Wer sich als Bewerber auf das Verfahren einlässt, muss erst einen Fragenkatalog beantworten, um abzuklären, ob er das Anforderungsprofil erfüllt. Erst danach geht es zum klassischen Vorstellungsgespräch, auf das bei gutem Eindruck ein Probearbeiten folgt. Läuft das ebenfalls positiv, muss der Bewerber in der nächsten Stufe noch einen Persönlichkeitstest sowie einen Gesundheitscheck absolvieren, bevor er mit dem Chef über das vermeintlich Wichtigste reden darf: seinen Lohn. „Natürlich“, so Stuber, „wollen das nicht alle Bewerber mitmachen, doch wer sich der Herausforderung stellt, hat schon einmal gute Voraussetzungen, bei uns ins Team zu passen.“

Bei allem Fokus auf die Fähigkeiten der Bewerber vergisst Walter Stuber jedoch nicht, dass er als Chef genauso „liefern“ muss.

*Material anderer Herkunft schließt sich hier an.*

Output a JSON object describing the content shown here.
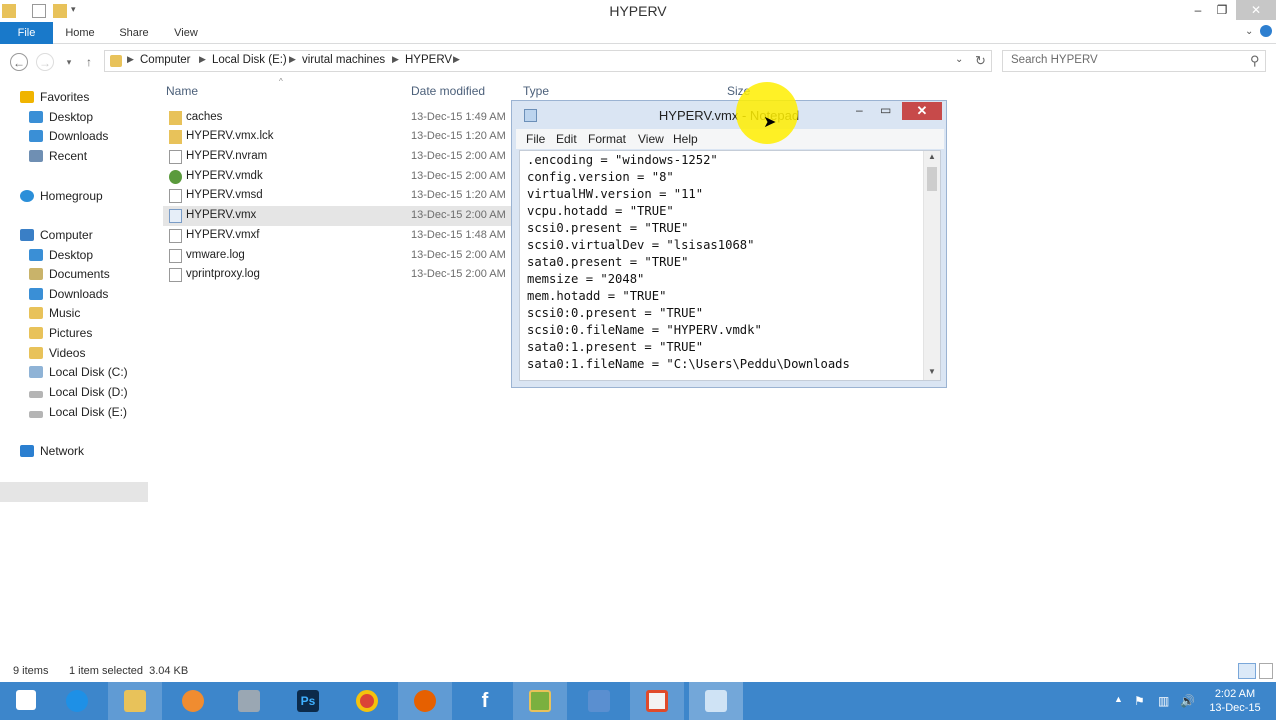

Als der Betrieb vor zwei Jahren eigentlich kein Weihnachtsgeld zahlen konnte, hat Stuber es dennoch getan –und ein Minus von 80.000 Euro hingenommen: „Die Mitarbeiter können ja nichts dafür, wenn die Geschäftsführung Fehler gemacht hat.“

Tarif und Marktlöhne im Handwerk

Dem Trend der Gesamtwirtschaft folgend geht auch im Handwerk die Zahl der tarifgebundenen Betriebe und Mitarbeiter zurück. Die Tabelle zeigt einige Beispiele der aktuell im Handwerk geltenden Tarifverträge.
Je nach Region liegen die tatsächlich gezahlten Löhne durchaus auch mal unter Tarif, besonders in den neuen Ländern. Doch vor allem in den Boom-Regionen wie München hat der Markt den Tarif deutlich abgehängt.